Ano de 1975 ou 1976. Os salões do Casinho Maranhense se incendiavam com os acordes do hino do Clube: “É pra valer/é, meu irmão/ ê êêê / todo ano o Casino é campeão.” (…)

Na parte de cima do ginásio, havia uma indiazinha por quem me enfeiticei. Romântico “a la” século XIX, quando colocava os olhos numa garota insistia até conseguir pelo menos falar com ela.

Deixei o salão e fui lá pra cima. A moça dava voltas, e eu, atrás.

– Que quer você?

– Dançar.

– Comigo?

– Sim.

– Tenho namorado.

Consegui, no entanto, dar pelos menos uma volta no salão com ela.

“Amor de carnaval só são três dias…”, dizia a marchinha na minha cabeça.  Acontece que aquele não durara sequer um dia.

Fui dormir com a lembrança dela: o cocar, o corpo deliciosamente moreno, a inesquecível dobra da barriguinha…

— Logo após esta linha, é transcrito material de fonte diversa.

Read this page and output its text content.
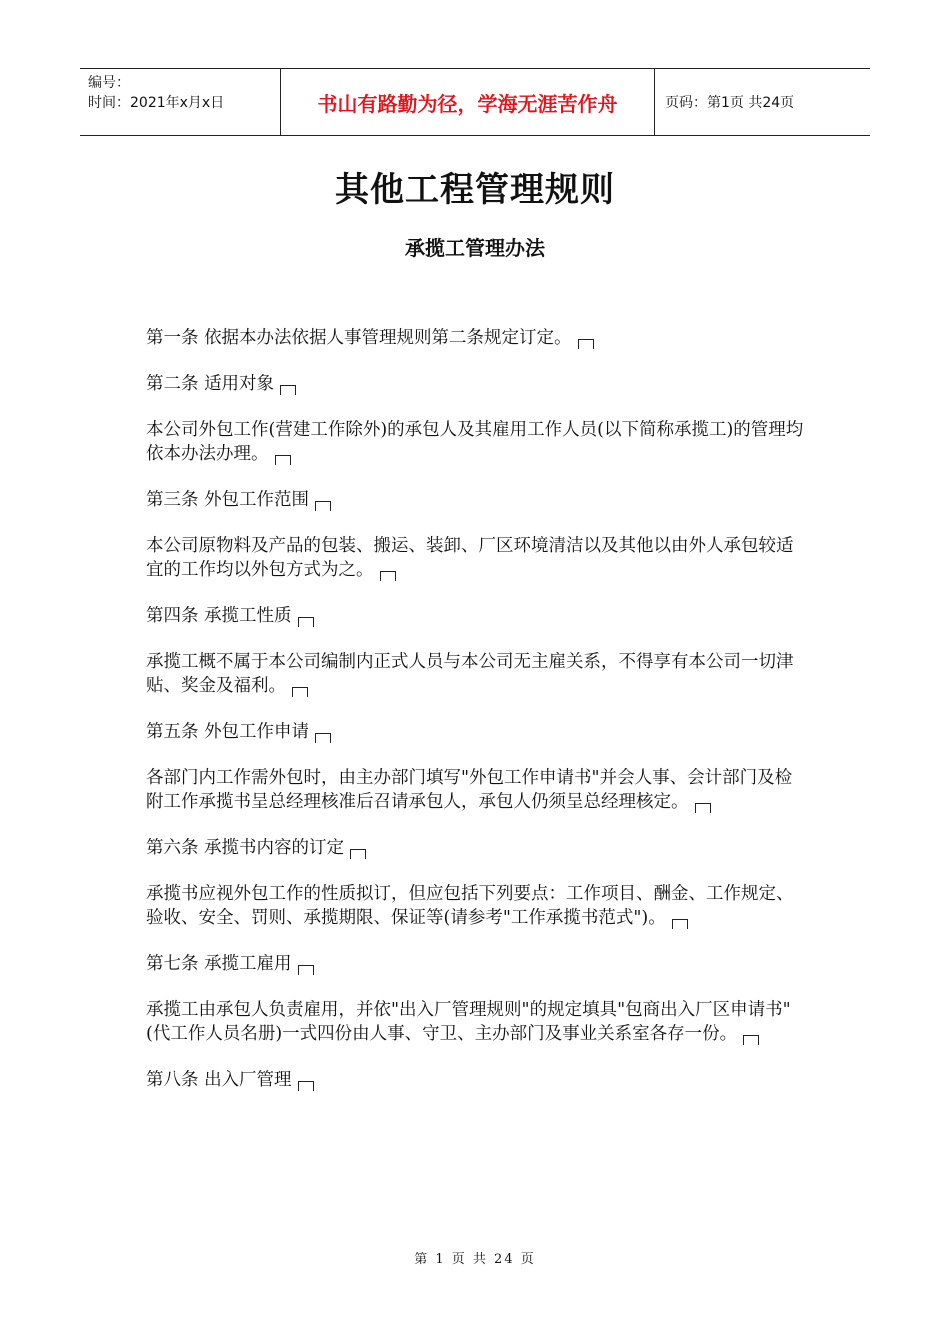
编号：
时间：2021年x月x日	书山有路勤为径，学海无涯苦作舟	页码：第1页 共24页
其他工程管理规则
承揽工管理办法

第一条 依据本办法依据人事管理规则第二条规定订定。

第二条 适用对象

本公司外包工作(营建工作除外)的承包人及其雇用工作人员(以下简称承揽工)的管理均依本办法办理。

第三条 外包工作范围

本公司原物料及产品的包装、搬运、装卸、厂区环境清洁以及其他以由外人承包较适宜的工作均以外包方式为之。

第四条 承揽工性质

承揽工概不属于本公司编制内正式人员与本公司无主雇关系，不得享有本公司一切津贴、奖金及福利。

第五条 外包工作申请

各部门内工作需外包时，由主办部门填写"外包工作申请书"并会人事、会计部门及检附工作承揽书呈总经理核准后召请承包人，承包人仍须呈总经理核定。

第六条 承揽书内容的订定

承揽书应视外包工作的性质拟订，但应包括下列要点：工作项目、酬金、工作规定、验收、安全、罚则、承揽期限、保证等(请参考"工作承揽书范式")。

第七条 承揽工雇用

承揽工由承包人负责雇用，并依"出入厂管理规则"的规定填具"包商出入厂区申请书"(代工作人员名册)一式四份由人事、守卫、主办部门及事业关系室各存一份。

第八条 出入厂管理

第 1 页 共 24 页
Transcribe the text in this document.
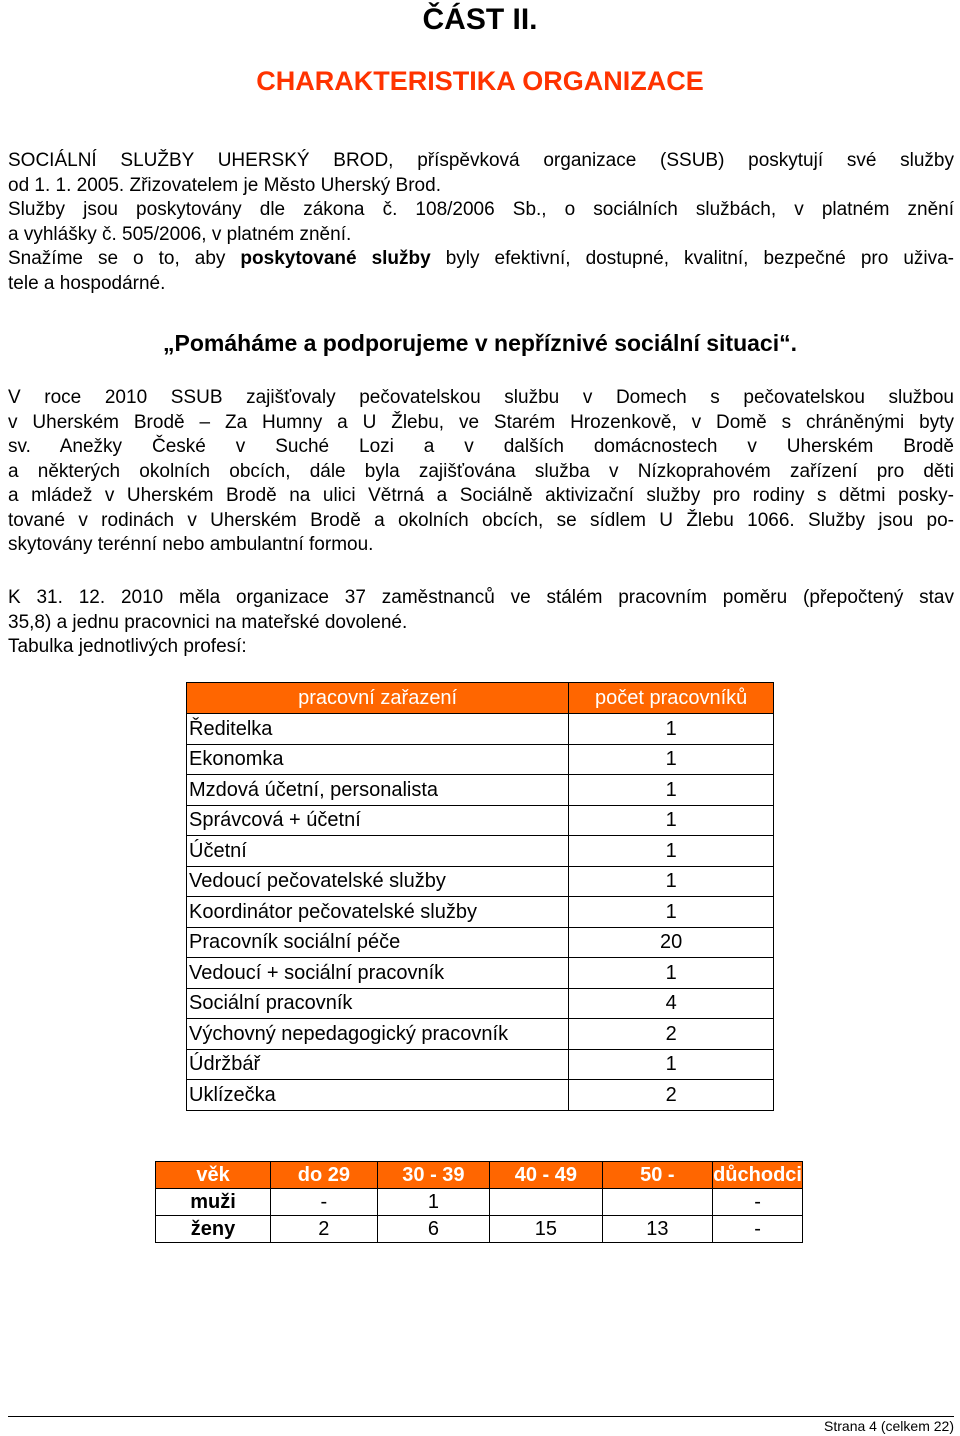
ČÁST II.
CHARAKTERISTIKA ORGANIZACE
SOCIÁLNÍ SLUŽBY UHERSKÝ BROD, příspěvková organizace (SSUB) poskytují své služby
od 1. 1. 2005. Zřizovatelem je Město Uherský Brod.
Služby jsou poskytovány dle zákona č. 108/2006 Sb., o sociálních službách, v platném znění
a vyhlášky č. 505/2006, v platném znění.
Snažíme se o to, aby poskytované služby byly efektivní, dostupné, kvalitní, bezpečné pro uživa-
tele a hospodárné.
„Pomáháme a podporujeme v nepříznivé sociální situaci“.
V roce 2010 SSUB zajišťovaly pečovatelskou službu v Domech s pečovatelskou službou
v Uherském Brodě – Za Humny a U Žlebu, ve Starém Hrozenkově, v Domě s chráněnými byty
sv. Anežky České v Suché Lozi a v dalších domácnostech v Uherském Brodě
a některých okolních obcích, dále byla zajišťována služba v Nízkoprahovém zařízení pro děti
a mládež v Uherském Brodě na ulici Větrná a Sociálně aktivizační služby pro rodiny s dětmi posky-
tované v rodinách v Uherském Brodě a okolních obcích, se sídlem U Žlebu 1066. Služby jsou po-
skytovány terénní nebo ambulantní formou.
K 31. 12. 2010 měla organizace 37 zaměstnanců ve stálém pracovním poměru (přepočtený stav
35,8) a jednu pracovnici na mateřské dovolené.
Tabulka jednotlivých profesí:
pracovní zařazení	počet pracovníků
Ředitelka	1
Ekonomka	1
Mzdová účetní, personalista	1
Správcová + účetní	1
Účetní	1
Vedoucí pečovatelské služby	1
Koordinátor pečovatelské služby	1
Pracovník sociální péče	20
Vedoucí + sociální pracovník	1
Sociální pracovník	4
Výchovný nepedagogický pracovník	2
Údržbář	1
Uklízečka	2
věk	do 29	30 - 39	40 - 49	50 -	důchodci
muži	-	1			-
ženy	2	6	15	13	-
Strana 4 (celkem 22)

Dia seguinte, não iria vê-la; era dia de Lítero ou Jaguarema. Fazia parte do trato, na família: um dia, era num dos clubes da elite; no outro, no mais popular.

No terceiro dia, de nada adiantou o Casino. Não achei minha índia e tive que “aderir a outros cordões”.

Ano seguinte. 1976 ou 1977. Na terça de carnaval, era dia de ir, novamente, ao Casino, uma espécie de Astrea de São Luís. Mais uma vez, o salão “pegava fogo”, e, mais uma vez, estava lá, na parte de cima, a minha índia.

Não era possível! Seria sonho, ilusão, miragem? Ou seria exagero na cota do rum? Não, não era. Eu Acabara de chegar ao clube e consumira apenas metade da primeira dose.

Era minha índia. Subi e me dirigi a ela (seria mesmo ela? Há tantas meninas vestidas de índia no carnaval…):

– Lembra-se do carnaval do ano passado?

– Não. Quem é você?

– Falei com você; você estava com namorado.

– Ah, lembro. Você é aquele paraibano maluco que me arrastou para o salão.

– E o namorado?

– Não existe mais.

Saímos abraçados, os dois; foram beijos, abraços, carícias e outras coisas que o silêncio da crônica fará o leitor imaginar…

O dia amanheceu, anunciando a chegada da “quarta-feira ingrata”. O Casino tinha alguma coisa de Cabo Branco. Ao amanhecer, as pessoas e orquestra saíam em passeata, pelas ruas próximas ao clube, saudando a quarta-feira de cinzas.

Procurei minha índia… Que é de? Sumira. Acabara minha ilusão, naquela aldeia surrealista.

Debrucei-me na balaustrada do rio que passa em frente ao clube, vendo o encontro das águas dele com o mar. Ao longe, a ponte Governador José Sarney, cartão postal da cidade, lembrava-me poemas de Gonçalves Dias.

Pensei em me suicidar, mas depois a lucidez dos ébrios me mostrou que havia uma vida ainda quase adolescente para viver.

Amor de carnaval não merece suicídio.

(Crônica do meu livro “O Estranho Professor de Violão”. Ideia editora, 2022. Págs. 102 a 104).